PROPS: An ear of corn
KEY SCRIPTURE: Genesis 41
Corn is one of the most amazing crops we have. Corn can be used to make all sorts of useful
products: ethanol fuel, shaving cream, paper products, rugs, paint, glue, aspirin, toothpaste,
cleaning products, and of course…all kinds of food.
Corn served another purpose back in the book of Genesis: It saved an entire nation!
You see, the ruler of Egypt, Pharaoh, had a dream. Two dreams, in fact. In one dream, he saw
seven skinny cows devour seven fat cows. He then saw seven shrunken, shriveled ears of corn
devour seven fat, delicious ears of corn. These dreams troubled Pharaoh, and he did not know
what they meant!
When Pharaoh’s butler heard about the dream, he told him about a prisoner he had met when
Pharaoh had thrown the butler in jail. The prisoner’s name was Joseph, and he was from the land
of Canaan. Joseph had interpreted a dream for the butler, and the butler believed he could also
interpret the Pharaoh’s dream.
Joseph was brought before Pharaoh, and sure enough, Joseph interpreted the dream. There
would be seven years of good harvests, followed by seven years of severe famine. Pharaoh was
so impressed with Joseph that he made him his second-in-command and put Joseph in charge of
storing food for the famine. By the time the famine struck, Joseph had stored enough food to get
the entire nation of Egypt through the famine!
But Egypt is not the nation I was talking about at the beginning of the story! You see, Joseph
was the son of Jacob, the son of Isaac, the son of Abraham, whom God had promised to make a
mighty nation. Joseph was one of 11 sons of Jacob, and in case you’re wondering how he came to
be in jail in Egypt, I’ll tell you: His brothers had sold him into slavery!

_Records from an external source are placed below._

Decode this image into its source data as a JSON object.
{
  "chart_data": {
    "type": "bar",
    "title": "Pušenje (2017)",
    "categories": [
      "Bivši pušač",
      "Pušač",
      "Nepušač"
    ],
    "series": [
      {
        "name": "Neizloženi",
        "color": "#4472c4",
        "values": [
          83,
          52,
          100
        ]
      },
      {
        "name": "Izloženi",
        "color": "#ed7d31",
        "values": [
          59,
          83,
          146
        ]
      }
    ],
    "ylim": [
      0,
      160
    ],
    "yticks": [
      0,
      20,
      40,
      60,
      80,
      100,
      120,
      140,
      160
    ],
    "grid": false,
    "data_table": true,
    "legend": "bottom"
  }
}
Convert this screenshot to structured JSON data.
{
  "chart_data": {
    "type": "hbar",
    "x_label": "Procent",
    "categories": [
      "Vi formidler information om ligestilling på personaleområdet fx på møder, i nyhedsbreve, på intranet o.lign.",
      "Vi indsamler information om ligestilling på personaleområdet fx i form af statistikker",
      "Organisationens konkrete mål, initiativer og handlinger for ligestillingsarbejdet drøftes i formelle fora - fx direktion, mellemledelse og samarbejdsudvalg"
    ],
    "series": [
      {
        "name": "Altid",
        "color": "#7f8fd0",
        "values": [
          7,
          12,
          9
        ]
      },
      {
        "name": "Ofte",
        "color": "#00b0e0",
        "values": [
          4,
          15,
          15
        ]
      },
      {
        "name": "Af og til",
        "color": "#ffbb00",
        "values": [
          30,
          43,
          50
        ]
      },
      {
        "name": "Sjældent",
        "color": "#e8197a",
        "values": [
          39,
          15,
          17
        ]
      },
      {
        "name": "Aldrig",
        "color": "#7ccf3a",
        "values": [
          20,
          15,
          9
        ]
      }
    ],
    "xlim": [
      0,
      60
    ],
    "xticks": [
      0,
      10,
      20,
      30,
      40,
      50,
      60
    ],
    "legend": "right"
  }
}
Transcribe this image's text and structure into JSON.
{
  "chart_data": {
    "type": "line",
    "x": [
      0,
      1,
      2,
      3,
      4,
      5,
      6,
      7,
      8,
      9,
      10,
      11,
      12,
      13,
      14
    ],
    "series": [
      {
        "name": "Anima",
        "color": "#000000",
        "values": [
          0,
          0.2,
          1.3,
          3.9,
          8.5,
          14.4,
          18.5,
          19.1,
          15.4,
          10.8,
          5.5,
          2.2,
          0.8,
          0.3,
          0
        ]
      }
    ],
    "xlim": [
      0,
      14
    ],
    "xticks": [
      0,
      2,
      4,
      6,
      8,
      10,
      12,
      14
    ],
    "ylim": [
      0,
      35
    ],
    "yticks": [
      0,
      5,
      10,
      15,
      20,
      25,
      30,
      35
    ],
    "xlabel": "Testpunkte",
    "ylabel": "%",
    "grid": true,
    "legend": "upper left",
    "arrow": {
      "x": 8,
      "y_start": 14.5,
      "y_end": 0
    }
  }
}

Joseph was the favorite son. His father loved him more than all the rest and made no secret of his
favoritism. Not only that, but Joseph also had several dreams that one day his brothers would bow
down before him. You can almost understand why his brothers hated him so much, can’t you?
But then, one day, Joseph’s brothers did bow down before Joseph. The famine hurt them too,
and their father sent them to beg for food. Joseph could have refused. He could have put them in
prison or worse without even giving them a trial. He was, after all, the second most powerful man
in Egypt! But Joseph knew that God had allowed everything to happen so that Joseph could save
his family—a family that would become the nation of Israel.
It’s not always easy to love your siblings, especially when they do you wrong. But God put them in
your life for a reason, the same way he put Joseph in his brothers’ lives. Be thankful for the siblings
you have. Love them, and always be willing to forgive them. A lot of friends and people will come
and go in your life, but your brothers and sisters will always be your brothers and sisters. And you
never know—you just may need them one day!